Die Nachbeobachtungszeiträume waren jedoch begrenzt, da die Studien die Reaktionen typischerweise nur über festgelegte Zeitintervalle von wenigen Tagen nach der Ankunft überwachten. Langzeiteffekte sind daher nicht vollständig belegt, und die Daten für andere Reisegruppen, wie jene, die weniger Zeitzonen überqueren, bleiben unzureichend.
Evidenz für die Anwendung bei der Bewältigung von Einschlafschwierigkeiten (Primäre Schlaf-Onset-Insomnie)
Melatol wurde untersucht hinsichtlich seiner Rolle bei der Behandlung von Einschlafschwierigkeiten, einem Problem, das mit Phasen erhöhter Symptomaktivität assoziiert sein kann. Die Evidenzbasis umfasst zahlreiche randomisierte kontrollierte Studien (RCTs) und umfassende systematische Übersichten. Diese Studien untersuchten primäre Endpunkte wie die Zeit, die zum Einschlafen benötigt wird (Schlaflatenz oder SOL), sowie Endpunkte, die mit einem systemischen oder funktionellen Ungleichgewicht in Zusammenhang stehen.
Studien berichteten über Messungen der zum Einschlafen benötigten Zeit im Vergleich zu Placebo. Einige Metaanalysen beschrieben ein Muster von moderaten Verschiebungen bei den Messungen der Einschlafzeit. Die Befunde bezüglich der Messungen der Gesamtschlafzeit (Total Sleep Time, TST) und der Schlafqualität wurden als weniger konsistent beschrieben oder zeigten im gesamten Forschungskorpus kleinere gemessene Unterschiede.
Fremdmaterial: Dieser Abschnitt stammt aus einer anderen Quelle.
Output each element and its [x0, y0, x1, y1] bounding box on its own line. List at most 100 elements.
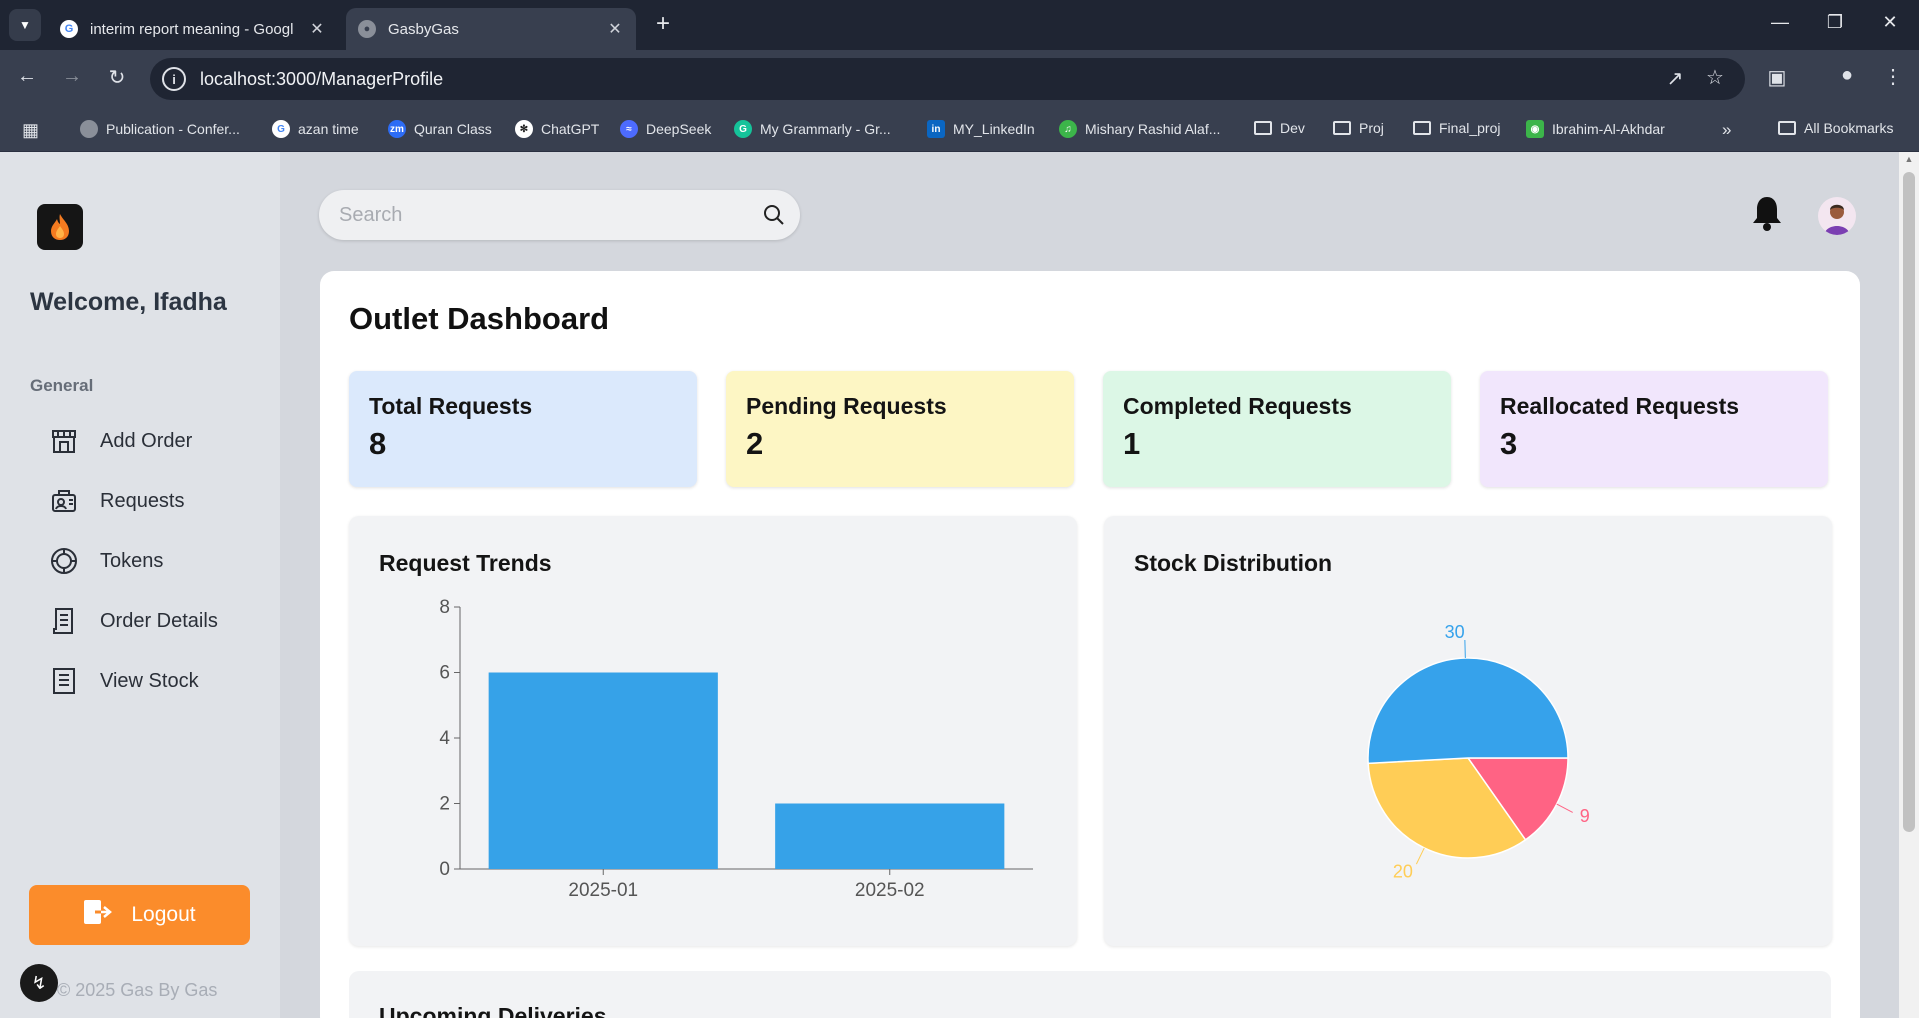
bookmark-item[interactable]: zm Quran Class [388, 120, 492, 138]
bookmark-label: MY_LinkedIn [953, 121, 1035, 137]
bookmark-item[interactable]: ≈ DeepSeek [620, 120, 711, 138]
main-content: Outlet Dashboard Total Requests 8 Pendin… [280, 152, 1899, 1018]
screenshot-icon[interactable]: ▣ [1762, 65, 1792, 90]
search-input[interactable] [339, 202, 739, 228]
x-tick-label: 2025-02 [855, 880, 925, 901]
scroll-up-icon[interactable]: ▲ [1903, 154, 1915, 164]
tab-title: GasbyGas [388, 20, 459, 38]
y-tick-label: 2 [439, 794, 450, 815]
minimize-icon[interactable]: — [1765, 12, 1795, 33]
bookmark-item[interactable]: ♫ Mishary Rashid Alaf... [1059, 120, 1220, 138]
copyright-text: © 2025 Gas By Gas [57, 980, 218, 1000]
google-icon: G [272, 120, 290, 138]
bookmark-item[interactable]: ◉ Ibrahim-Al-Akhdar [1526, 120, 1665, 138]
bookmark-label: Proj [1359, 120, 1384, 136]
notification-bell-icon[interactable] [1750, 194, 1784, 237]
bookmark-folder[interactable]: Dev [1254, 120, 1305, 136]
globe-icon: ● [358, 20, 376, 38]
stat-value: 3 [1500, 426, 1518, 461]
browser-tab-active[interactable]: ● GasbyGas ✕ [346, 8, 636, 50]
chart-title: Stock Distribution [1134, 550, 1333, 576]
address-bar-row: ← → ↻ i localhost:3000/ManagerProfile ↗ … [0, 50, 1919, 108]
close-window-icon[interactable]: ✕ [1875, 12, 1905, 33]
bookmark-folder[interactable]: Proj [1333, 120, 1384, 136]
browser-tab-bar: ▼ G interim report meaning - Googl ✕ ● G… [0, 0, 1919, 50]
sidebar-item-add-order[interactable]: Add Order [48, 421, 192, 461]
requests-icon [48, 485, 80, 517]
dashboard-card: Outlet Dashboard Total Requests 8 Pendin… [320, 271, 1860, 1018]
chart-title: Request Trends [379, 550, 552, 576]
apps-grid-icon[interactable]: ▦ [22, 120, 39, 141]
restore-icon[interactable]: ❐ [1820, 12, 1850, 33]
sidebar-item-label: View Stock [100, 669, 199, 692]
folder-icon [1413, 121, 1431, 135]
bar [775, 803, 1005, 869]
upcoming-deliveries-panel: Upcoming Deliveries [349, 971, 1831, 1018]
sidebar-item-label: Add Order [100, 429, 193, 452]
sidebar: Welcome, Ifadha General Add Order Reques… [0, 152, 280, 1018]
bookmark-label: My Grammarly - Gr... [760, 121, 891, 137]
zoom-icon: zm [388, 120, 406, 138]
logout-icon [83, 899, 113, 931]
stat-value: 8 [369, 426, 387, 461]
bookmark-item[interactable]: Publication - Confer... [80, 120, 240, 138]
bookmarks-bar: ▦ Publication - Confer... Gazan time zm Q… [0, 108, 1919, 152]
url-text: localhost:3000/ManagerProfile [200, 68, 444, 89]
stat-card-reallocated: Reallocated Requests 3 [1480, 371, 1828, 487]
reload-icon[interactable]: ↻ [102, 65, 132, 90]
section-title: Upcoming Deliveries [379, 1003, 607, 1018]
open-in-app-icon[interactable]: ↗ [1660, 66, 1690, 91]
chat-icon: ◉ [1526, 120, 1544, 138]
scrollbar-thumb[interactable] [1903, 172, 1915, 832]
bookmark-item[interactable]: ✻ ChatGPT [515, 120, 599, 138]
all-bookmarks-button[interactable]: All Bookmarks [1778, 120, 1893, 136]
y-tick-label: 0 [439, 859, 450, 880]
bookmark-item[interactable]: Gazan time [272, 120, 359, 138]
stat-label: Completed Requests [1123, 393, 1352, 419]
request-trends-chart: 0 2 4 6 8 2025-01 2025-02 [439, 597, 1033, 901]
close-tab-icon[interactable]: ✕ [308, 19, 326, 39]
request-trends-panel: 0 2 4 6 8 2025-01 2025-02 Request Trends [349, 516, 1077, 946]
sidebar-item-requests[interactable]: Requests [48, 481, 185, 521]
stat-label: Total Requests [369, 393, 533, 419]
sidebar-item-tokens[interactable]: Tokens [48, 541, 163, 581]
browser-tab[interactable]: G interim report meaning - Googl ✕ [48, 8, 338, 50]
tab-title: interim report meaning - Googl [90, 20, 294, 38]
bookmark-folder[interactable]: Final_proj [1413, 120, 1500, 136]
bookmark-item[interactable]: G My Grammarly - Gr... [734, 120, 891, 138]
bookmark-star-icon[interactable]: ☆ [1700, 65, 1730, 90]
user-avatar[interactable] [1818, 197, 1856, 235]
deepseek-icon: ≈ [620, 120, 638, 138]
order-list-icon [48, 605, 80, 637]
new-tab-button[interactable]: + [648, 10, 678, 38]
search-icon[interactable] [762, 203, 786, 232]
forward-icon[interactable]: → [57, 65, 87, 88]
bar [488, 672, 718, 869]
tab-search-button[interactable]: ▼ [9, 9, 41, 41]
bookmark-item[interactable]: in MY_LinkedIn [927, 120, 1035, 138]
bookmark-label: Mishary Rashid Alaf... [1085, 121, 1221, 137]
search-bar [319, 190, 800, 240]
y-tick-label: 4 [439, 728, 450, 749]
more-bookmarks-icon[interactable]: » [1722, 120, 1731, 140]
sidebar-item-view-stock[interactable]: View Stock [48, 661, 199, 701]
page-title: Outlet Dashboard [349, 301, 610, 336]
globe-icon [80, 120, 98, 138]
bookmark-label: Dev [1280, 120, 1305, 136]
page-scrollbar[interactable]: ▲ [1899, 152, 1919, 1018]
bolt-icon[interactable]: ↯ [20, 964, 58, 1002]
url-bar[interactable]: i localhost:3000/ManagerProfile [150, 58, 1745, 100]
browser-menu-icon[interactable]: ⋮ [1878, 64, 1908, 89]
sidebar-item-order-details[interactable]: Order Details [48, 601, 218, 641]
logout-button[interactable]: Logout [29, 885, 250, 945]
back-icon[interactable]: ← [12, 65, 42, 88]
pie-data-label: 9 [1580, 806, 1590, 826]
site-info-icon[interactable]: i [162, 67, 186, 91]
stat-value: 2 [746, 426, 764, 461]
pie-data-label: 30 [1445, 622, 1465, 642]
close-tab-icon[interactable]: ✕ [606, 19, 624, 39]
bookmark-label: azan time [298, 121, 359, 137]
profile-icon[interactable]: ● [1832, 64, 1862, 87]
bookmark-label: All Bookmarks [1804, 120, 1894, 136]
sidebar-item-label: Requests [100, 489, 185, 512]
Evidenz in spezifischen Populationen, einschließlich Kindern und Jugendlichen
Spezialisierte Forschung wurde für Schlafprobleme in Populationen wie Kindern und Jugendlichen mit neurologischen Entwicklungsstörungen durchgeführt. Die überwachten Ergebnisse umfassten TST und SOL. Die beobachteten Muster zeigten in einigen Studien eine Zunahme der Gesamtschlafdauer und eine Reduzierung der Zeit bis zum Einschlafen. Die Evidenz ist jedoch dadurch begrenzt, dass die Ergebnisse nur für die untersuchten Populationen gelten. Das Forschungsfeld stellte eine hohe Variabilität der spezifischen Dosierungen und Formulierungen in den verschiedenen Studien fest, was eine breite Verallgemeinerung der Ergebnisse erschwert.
Forschungslücken und Unsicherheitsbereiche
Wissenschaftliche Gutachter haben übereinstimmend Einschränkungen in der Forschungslandschaft identifiziert. Die Qualität der Evidenz variiert zwischen den Studien, und die Befunde waren bei bestimmten sekundären Endpunkten gemischt. Die Stichprobengrößen waren in vielen der ursprünglichen Studien bescheiden, was bedeutet, dass die Ergebnisse nur für die spezifischen untersuchten Populationen gelten. Zu den wesentlichen Einschränkungen gehören begrenzte Informationen zu Langzeitergebnissen, und es bleiben Fragen hinsichtlich des optimalen und konsistenten Einnahmezeitpunkts, der die Ergebnisse in Bezug auf systemische oder funktionelle Ungleichgewichte am besten beeinflussen könnte.